9.28 Myth That the Winner-Take-All Rule Produces Good Presidents

9.28.1 MYTH: The state-by-state winner-take-all method for awarding electoral votes produces good Presidents.

QUICK ANSWER:

  • State winner-take-all statutes have nothing to do with producing good Presidents.

UCLA Law Professor Daniel H. Lowenstein has argued that there are “11 good reasons”[545] not to change the current system of electing the President:

“The Electoral College produces good presidents.… The Electoral College has produced Washington, Jefferson, Jackson, Lincoln, Cleveland, Theodore Roosevelt, Wilson, Franklin Roosevelt, Truman, Eisenhower, and Reagan.”[546]

Although these 11 Presidents were indeed distinguished, Lowenstein does not offer any argument connecting the ascension of these 11 individuals to the Presidency and the state-by-state winner-take-all rule (i.e., awarding all of a state’s electoral votes to the candidate who receives the most votes in the state).

Moreover, Lowenstein does not offer any argument as to why these same talented individuals (or other equally talented individuals) could not have risen to the Presidency without the winner-take-all rule.
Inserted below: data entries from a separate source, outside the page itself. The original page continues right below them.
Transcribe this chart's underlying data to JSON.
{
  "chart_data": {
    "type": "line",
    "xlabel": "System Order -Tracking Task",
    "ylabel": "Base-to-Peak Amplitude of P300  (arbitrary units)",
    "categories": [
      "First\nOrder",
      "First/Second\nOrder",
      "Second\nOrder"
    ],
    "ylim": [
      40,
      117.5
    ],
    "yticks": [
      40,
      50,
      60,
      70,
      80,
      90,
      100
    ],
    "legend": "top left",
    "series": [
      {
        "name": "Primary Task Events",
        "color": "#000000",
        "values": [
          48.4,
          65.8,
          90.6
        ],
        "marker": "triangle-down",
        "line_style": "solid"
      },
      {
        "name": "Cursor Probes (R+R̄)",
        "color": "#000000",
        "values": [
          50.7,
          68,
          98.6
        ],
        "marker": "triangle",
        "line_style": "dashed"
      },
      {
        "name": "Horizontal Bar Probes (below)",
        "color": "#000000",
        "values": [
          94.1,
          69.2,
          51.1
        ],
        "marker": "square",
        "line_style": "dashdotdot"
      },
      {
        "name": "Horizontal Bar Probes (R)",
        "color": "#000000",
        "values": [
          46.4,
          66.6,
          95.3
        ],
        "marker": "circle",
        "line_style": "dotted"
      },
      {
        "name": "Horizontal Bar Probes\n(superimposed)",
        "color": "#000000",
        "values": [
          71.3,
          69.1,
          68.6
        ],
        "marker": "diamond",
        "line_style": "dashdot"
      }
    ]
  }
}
How, for example, was the winner-take-all rule essential to the emergence of, say, Eisenhower or Reagan?

Moreover, Lowenstein provides no argument as to why a system in which the candidate who receives the most popular votes in all 50 states and the District of Columbia would necessarily not result in good Presidents.
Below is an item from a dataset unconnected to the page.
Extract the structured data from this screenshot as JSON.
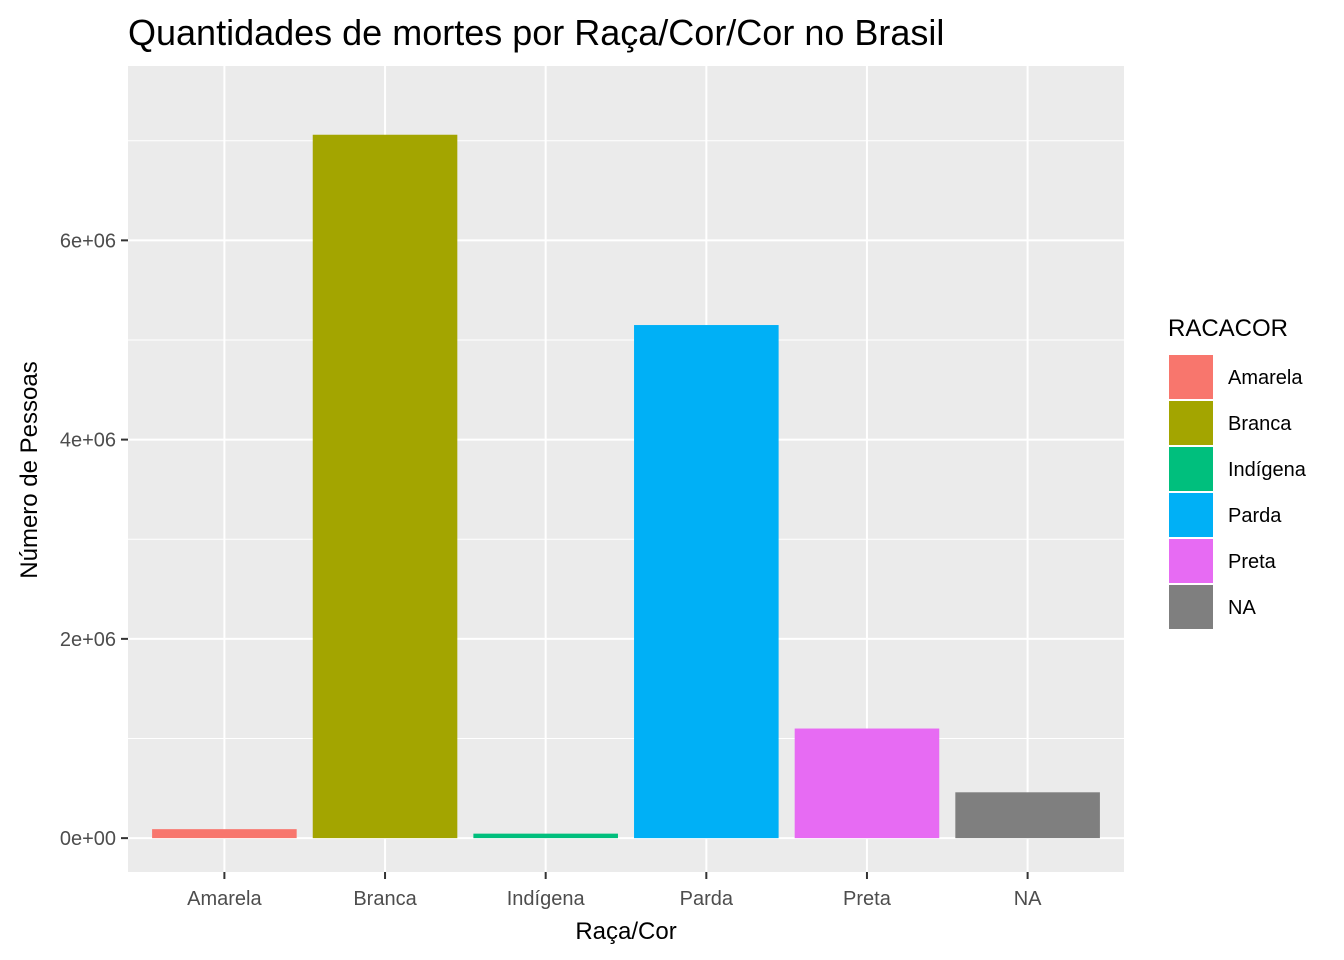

Tellingly, Lowenstein includes two Presidents on his list who were defeated in the Electoral College by a candidate who received fewer popular votes nationwide, namely Andrew Jackson in 1824 and Grover Cleveland in 1888. Why does Lowenstein credit the Electoral College with success when it elected “good Presidents” such as Jackson in 1828 and Cleveland in 1892, but not acknowledge the failure of the Electoral College when it rejected “good Presidents” such as Jackson in 1824 and Cleveland in 1888?[547]

Why does Lowenstein credit the Electoral College with success when it elected “good Presidents” such as Thomas Jefferson in 1804, but not acknowledge the failure of the Electoral College when it defeated Jefferson in 1796 or handed Jefferson a tie in the Electoral College in 1800 (requiring 36 ballots in the House of Representatives to resolve)?

Moreover, Lowenstein includes two Presidents on his list who were elected before the era when the state-by-state winner-take-all rule became widespread. Only three states used the state-by-state winner-take-all rule when George Washington was elected in 1789 and 1792.[548] Only two states used the state-by-state winner-take-all rule when Thomas Jefferson was elected in 1800.[549]

Lowenstein also credits the winner-take-all rule for producing Theodore Roosevelt and Harry Truman, even though they both ascended to the Presidency on the death of their predecessor.

Tellingly, Lowenstein’s list of 11 Presidents fails to account for the 33 remaining Presidents produced by the Electoral College, including those who were totally ineffectual when the country was at a moment of crisis (e.g., Pierce, Buchanan, Hoover), those whose administrations were exceedingly corrupt (e.g., Harding, Grant), and those who were thoroughly mediocre and forgettable (but cannot be named here because we have forgotten their names).

Footnotes

[545] Panel discussion at the Commonwealth Club in San Francisco on October 24, 2008.

[546] Debate entitled “Should We Dispense with the Electoral College?” sponsored by PENNumbra (University of Pennsylvania Law Review) available at http://www.pennumbra.com/debates/pdfs/electoral_college.pdf.

[547] Lowenstein includes Thomas Jefferson on his list even though the Electoral College defeated Jefferson in 1796.

[548] New Hampshire, Maryland, and Pennsylvania used the winner-take-all rule in the nation’s first presidential election (1789) and in the second (1792).

[549] Only Virginia used the winner-take-all rule in the 1800 election. The legislatures of New Hampshire and Pennsylvania directly appointed presidential electors in 1800, and Maryland switched to a district system in 1796.